By Muriel Mirak-Weissbach
While on tour in the South Caucasus last week, German Chancellor Angela Merkel was walking a tightrope, in an attempt to carefully balance geopolitical, economic and human rights concerns. Though some critical commentaries greeted her on return to Berlin, the overall evaluation of her trip was positive, and for good reason.
Accompanied by a delegation including parliamentarians as well as industrial representatives, Merkel visited Georgia, Armenia and Azerbaijan from August 23-25. Her agenda featured relations with Germany and the European Union, migration, asylum, economic ties and energy deliveries. Underlying all these topics was the primary concern to find peaceful solutions to the geopolitical conflicts involving all three post-Soviet republics.
Russia or the EU?
On her first stop, in the Georgian capital Tiflis, she held talks with Prime Minister Mamuka Bachtadze and assured him of German help in trade, development projects and training programs for youth. Plans include German financial support of 193 million euros for construction of a gas storage facilities as well as water and waste water plants. Georgia has made considerable economic and political progress since its association and free trade agreement with the EU, for which the Chancellor praised her host. One issue raised relates to the considerable number of Georgians who have come to the EU and especially Germany, in search of better economic prospects. They include Georgians asking for political asylum. This trend, as Bachtadze noted, has been declining due to efforts on both sides. Merkel said in this respect that she supported the proposal to designate Georgia as a “safe country of origin,” thereby facilitating repatriation for persons whose asylum application is not accepted.

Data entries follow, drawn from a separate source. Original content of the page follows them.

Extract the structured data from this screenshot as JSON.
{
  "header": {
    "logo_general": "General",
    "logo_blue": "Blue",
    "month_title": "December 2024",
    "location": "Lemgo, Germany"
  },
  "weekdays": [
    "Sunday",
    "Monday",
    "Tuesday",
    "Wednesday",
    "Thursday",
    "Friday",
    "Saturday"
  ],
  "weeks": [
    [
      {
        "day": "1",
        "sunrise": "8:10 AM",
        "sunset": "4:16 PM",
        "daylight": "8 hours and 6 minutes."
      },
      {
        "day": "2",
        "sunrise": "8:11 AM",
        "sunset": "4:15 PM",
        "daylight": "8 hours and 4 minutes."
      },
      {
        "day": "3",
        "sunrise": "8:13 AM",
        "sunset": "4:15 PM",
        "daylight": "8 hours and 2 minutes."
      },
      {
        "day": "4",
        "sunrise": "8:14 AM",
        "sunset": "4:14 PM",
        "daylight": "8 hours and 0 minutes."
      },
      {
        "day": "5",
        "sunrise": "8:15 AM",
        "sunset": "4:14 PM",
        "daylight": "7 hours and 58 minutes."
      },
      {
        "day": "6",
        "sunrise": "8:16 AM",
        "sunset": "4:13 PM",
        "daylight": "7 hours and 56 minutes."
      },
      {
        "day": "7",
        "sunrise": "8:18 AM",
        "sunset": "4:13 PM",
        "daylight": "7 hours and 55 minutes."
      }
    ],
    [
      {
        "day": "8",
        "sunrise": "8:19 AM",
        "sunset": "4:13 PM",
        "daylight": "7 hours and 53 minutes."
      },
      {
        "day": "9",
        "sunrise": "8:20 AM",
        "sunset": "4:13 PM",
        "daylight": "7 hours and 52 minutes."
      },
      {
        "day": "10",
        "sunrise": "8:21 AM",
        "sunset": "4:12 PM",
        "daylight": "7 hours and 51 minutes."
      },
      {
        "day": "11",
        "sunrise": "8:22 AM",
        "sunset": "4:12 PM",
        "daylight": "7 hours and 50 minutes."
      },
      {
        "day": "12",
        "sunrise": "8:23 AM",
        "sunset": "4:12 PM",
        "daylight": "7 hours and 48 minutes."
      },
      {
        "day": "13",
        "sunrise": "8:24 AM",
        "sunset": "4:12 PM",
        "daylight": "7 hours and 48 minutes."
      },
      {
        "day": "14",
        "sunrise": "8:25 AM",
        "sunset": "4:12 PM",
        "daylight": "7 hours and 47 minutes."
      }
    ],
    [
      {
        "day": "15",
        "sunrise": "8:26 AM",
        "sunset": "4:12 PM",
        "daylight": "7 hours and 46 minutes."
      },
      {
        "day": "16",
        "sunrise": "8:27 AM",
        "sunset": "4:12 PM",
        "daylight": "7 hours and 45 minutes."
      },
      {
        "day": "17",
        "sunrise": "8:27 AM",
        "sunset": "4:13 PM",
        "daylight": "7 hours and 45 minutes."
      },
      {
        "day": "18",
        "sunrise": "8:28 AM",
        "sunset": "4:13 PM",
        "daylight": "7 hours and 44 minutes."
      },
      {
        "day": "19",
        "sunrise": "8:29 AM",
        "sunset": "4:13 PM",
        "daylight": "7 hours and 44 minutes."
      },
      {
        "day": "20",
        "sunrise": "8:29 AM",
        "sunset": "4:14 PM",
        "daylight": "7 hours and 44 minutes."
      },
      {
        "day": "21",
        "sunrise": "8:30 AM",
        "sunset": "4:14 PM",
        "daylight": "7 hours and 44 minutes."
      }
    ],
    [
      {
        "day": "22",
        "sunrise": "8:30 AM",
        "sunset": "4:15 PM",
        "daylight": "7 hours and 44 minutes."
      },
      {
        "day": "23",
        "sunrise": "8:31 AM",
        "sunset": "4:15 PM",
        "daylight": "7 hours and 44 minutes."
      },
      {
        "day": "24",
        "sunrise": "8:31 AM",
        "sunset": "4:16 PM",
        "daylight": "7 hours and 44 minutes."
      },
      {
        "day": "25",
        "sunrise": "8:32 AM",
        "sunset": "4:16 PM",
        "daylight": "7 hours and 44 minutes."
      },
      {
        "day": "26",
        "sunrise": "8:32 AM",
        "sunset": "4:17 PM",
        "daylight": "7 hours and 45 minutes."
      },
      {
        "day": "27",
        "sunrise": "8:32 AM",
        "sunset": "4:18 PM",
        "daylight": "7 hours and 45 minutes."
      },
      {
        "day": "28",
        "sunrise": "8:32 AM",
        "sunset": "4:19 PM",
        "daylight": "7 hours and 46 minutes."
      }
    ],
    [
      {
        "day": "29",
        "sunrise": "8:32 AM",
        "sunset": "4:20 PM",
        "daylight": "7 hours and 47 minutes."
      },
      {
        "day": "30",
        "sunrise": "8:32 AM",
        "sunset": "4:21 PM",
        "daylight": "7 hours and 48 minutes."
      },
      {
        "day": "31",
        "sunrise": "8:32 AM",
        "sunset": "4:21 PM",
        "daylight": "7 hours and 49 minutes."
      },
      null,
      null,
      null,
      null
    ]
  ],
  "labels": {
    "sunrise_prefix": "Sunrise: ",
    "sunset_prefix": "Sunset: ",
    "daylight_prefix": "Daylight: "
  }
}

But the burning issues are geopolitical, as became evident during a session Merkel had with Georgian students. They wanted to know from “one of the leaders of the free world,” as one student addressed her, when they would be able to join the European Union (EU) and also the North Atlantic Treaty Organization (NATO). Students also pressed her on the issue of South Ossetia and Abkhazia; though she had characterized the situation of the Russian troop presence there as a “gross injustice,” they were not satisfied until she agreed to designate the regions as occupied. In her talks with Bachtadze she made clear that there was still a long way to go, from EU association and free trade to actual membership, not to mention becoming part of NATO.